MATERIALS AND METHODS: The study sample included 41 adolescents (aged 10-18 years) who were either treatment-naïve or had not received pharmacological treatment for ADHD in the past six months. A control group of 42 age- and sex-matched healthy adolescents was included. Psychiatric assessments were conducted using the Schedule for Affective Disorders and Schizophrenia for School-Age Children. Participants completed the Revised Child Anxiety and Depression Scale (RCADS), while parents completed the Conners' Parent Rating Scale-Short Form (CPRS), the Swanson, Nolan, and Pelham Questionnaire (SNAP-IV), the Children's Chronotype Questionnaire (CCTQ), and the Sleep Disturbance Scale for Children (SDSC). Venous blood samples were collected strictly following an 8-12 h fast. Melatonin levels were measured using a competitive ELISA method.

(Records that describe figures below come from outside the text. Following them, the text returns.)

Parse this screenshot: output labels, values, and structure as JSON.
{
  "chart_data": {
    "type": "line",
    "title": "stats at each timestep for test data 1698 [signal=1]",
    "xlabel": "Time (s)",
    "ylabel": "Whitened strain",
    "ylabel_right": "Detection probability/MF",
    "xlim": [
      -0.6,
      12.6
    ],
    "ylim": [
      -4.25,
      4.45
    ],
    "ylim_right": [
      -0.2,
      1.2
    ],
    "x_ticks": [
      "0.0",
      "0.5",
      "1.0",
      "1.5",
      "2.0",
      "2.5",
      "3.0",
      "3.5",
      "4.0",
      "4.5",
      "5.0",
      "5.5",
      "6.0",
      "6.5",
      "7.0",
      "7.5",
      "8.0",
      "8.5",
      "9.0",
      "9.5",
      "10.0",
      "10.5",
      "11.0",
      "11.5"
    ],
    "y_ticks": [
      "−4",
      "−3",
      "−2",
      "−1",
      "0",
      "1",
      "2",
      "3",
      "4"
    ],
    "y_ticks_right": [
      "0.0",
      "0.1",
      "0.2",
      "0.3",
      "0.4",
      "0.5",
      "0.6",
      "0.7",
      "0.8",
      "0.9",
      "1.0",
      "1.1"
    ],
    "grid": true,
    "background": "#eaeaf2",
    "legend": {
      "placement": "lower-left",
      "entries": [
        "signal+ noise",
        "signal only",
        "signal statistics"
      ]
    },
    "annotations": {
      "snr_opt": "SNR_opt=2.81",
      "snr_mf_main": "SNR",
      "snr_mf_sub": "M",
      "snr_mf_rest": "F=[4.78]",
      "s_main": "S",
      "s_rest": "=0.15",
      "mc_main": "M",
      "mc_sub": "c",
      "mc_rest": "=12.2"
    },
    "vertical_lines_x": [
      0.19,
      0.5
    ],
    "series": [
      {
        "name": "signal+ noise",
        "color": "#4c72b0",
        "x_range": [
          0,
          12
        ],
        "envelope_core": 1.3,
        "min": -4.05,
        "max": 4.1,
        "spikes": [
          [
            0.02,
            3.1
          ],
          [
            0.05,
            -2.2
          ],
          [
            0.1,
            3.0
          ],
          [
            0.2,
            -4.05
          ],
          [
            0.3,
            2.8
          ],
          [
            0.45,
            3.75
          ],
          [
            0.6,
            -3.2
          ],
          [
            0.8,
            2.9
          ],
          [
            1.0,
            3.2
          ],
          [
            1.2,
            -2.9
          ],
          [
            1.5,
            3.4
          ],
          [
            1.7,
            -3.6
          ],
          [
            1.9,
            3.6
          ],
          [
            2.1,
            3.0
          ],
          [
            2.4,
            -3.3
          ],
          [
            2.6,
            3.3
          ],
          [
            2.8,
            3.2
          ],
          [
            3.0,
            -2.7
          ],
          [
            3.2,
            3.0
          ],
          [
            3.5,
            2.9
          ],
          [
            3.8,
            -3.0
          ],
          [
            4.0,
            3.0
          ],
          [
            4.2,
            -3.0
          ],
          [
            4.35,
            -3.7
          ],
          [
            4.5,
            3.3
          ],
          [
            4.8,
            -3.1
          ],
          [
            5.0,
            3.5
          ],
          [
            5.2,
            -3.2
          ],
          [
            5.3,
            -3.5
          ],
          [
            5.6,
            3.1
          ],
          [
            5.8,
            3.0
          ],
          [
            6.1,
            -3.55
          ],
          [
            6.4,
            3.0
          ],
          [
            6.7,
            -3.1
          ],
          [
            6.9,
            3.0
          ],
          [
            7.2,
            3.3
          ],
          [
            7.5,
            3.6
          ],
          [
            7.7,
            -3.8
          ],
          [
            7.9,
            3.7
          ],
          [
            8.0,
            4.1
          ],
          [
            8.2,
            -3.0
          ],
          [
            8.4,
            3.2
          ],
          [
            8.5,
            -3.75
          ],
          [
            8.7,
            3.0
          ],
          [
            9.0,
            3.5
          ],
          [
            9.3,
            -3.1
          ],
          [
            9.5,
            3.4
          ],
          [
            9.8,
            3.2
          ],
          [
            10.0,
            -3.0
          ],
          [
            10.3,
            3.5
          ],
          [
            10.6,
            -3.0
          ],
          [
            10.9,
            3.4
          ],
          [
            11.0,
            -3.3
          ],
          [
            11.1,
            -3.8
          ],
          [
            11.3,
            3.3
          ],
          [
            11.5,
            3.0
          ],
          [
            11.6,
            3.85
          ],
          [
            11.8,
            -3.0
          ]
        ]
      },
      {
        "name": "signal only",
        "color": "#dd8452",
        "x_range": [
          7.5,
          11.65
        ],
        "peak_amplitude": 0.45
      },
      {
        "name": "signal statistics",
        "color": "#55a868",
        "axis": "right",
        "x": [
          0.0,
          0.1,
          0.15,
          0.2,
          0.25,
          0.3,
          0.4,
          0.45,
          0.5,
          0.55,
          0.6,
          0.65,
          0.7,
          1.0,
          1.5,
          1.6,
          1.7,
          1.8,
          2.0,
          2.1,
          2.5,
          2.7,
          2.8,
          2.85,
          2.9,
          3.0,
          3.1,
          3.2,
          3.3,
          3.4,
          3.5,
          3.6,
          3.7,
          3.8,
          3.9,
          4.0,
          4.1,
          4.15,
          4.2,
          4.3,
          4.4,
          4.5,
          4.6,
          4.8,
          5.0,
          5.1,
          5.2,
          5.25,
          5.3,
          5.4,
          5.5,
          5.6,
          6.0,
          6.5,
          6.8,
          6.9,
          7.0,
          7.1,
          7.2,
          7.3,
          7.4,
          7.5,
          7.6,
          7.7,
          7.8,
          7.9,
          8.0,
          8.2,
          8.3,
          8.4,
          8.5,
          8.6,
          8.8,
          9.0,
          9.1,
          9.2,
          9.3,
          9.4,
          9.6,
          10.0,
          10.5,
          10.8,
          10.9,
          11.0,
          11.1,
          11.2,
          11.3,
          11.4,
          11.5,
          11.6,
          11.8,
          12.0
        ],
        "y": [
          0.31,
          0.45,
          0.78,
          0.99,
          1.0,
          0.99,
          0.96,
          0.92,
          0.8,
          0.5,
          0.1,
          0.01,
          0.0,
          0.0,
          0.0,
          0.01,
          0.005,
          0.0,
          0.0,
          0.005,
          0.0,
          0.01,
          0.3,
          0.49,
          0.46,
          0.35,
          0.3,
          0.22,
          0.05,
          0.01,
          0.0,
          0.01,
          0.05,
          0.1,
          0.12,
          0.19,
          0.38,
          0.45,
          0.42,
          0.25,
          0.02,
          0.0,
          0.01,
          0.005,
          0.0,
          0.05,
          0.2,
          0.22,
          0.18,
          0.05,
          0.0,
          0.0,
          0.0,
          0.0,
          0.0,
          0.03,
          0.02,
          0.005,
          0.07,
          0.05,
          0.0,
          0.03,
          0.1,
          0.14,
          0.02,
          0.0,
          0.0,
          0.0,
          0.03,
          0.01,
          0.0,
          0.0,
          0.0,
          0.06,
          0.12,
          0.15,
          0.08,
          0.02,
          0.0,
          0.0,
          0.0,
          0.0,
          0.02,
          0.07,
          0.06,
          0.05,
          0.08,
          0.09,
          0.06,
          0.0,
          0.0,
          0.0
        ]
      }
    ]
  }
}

RESULTS: Adolescents with ADHD exhibited a significantly higher prevalence of the evening-type chronotype compared to controls. Within the ADHD group, CCTQ and SNAP-IV scores were significantly higher, and sleep onset latency was significantly prolonged on both scheduled and free days. According to SDSC scores, the ADHD group experienced significantly greater difficulty in initiating and maintaining sleep and disturbances in the sleep-wake transition. Mean morning melatonin levels did not differ significantly between the ADHD (312.44 ± 102.29 pg/mL) and control groups (319.84 ± 70.75 pg/mL). However, within the ADHD group, a significant positive correlation was identified between melatonin levels and sleep onset latency. Furthermore, ADHD patients with an evening chronotype reported more severe sleep disturbances, excessive daytime sleepiness, and higher rates of inattention with psychosomatic complaints compared to other chronotypes.
CONCLUSION: Our findings suggest that adolescents with ADHD have a marked preference for eveningness and suffer from more severe sleep disturbances than their healthy peers. Although morning blood melatonin levels did not differ between groups, the positive correlation between melatonin and sleep onset latency indicates that circadian dysregulation may play a role in ADHD-related sleep pathology. However, considering the study's limitations, these results should be interpreted with caution. Interventions targeting circadian rhythms and sleep hygiene could potentially improve daily functioning in this population.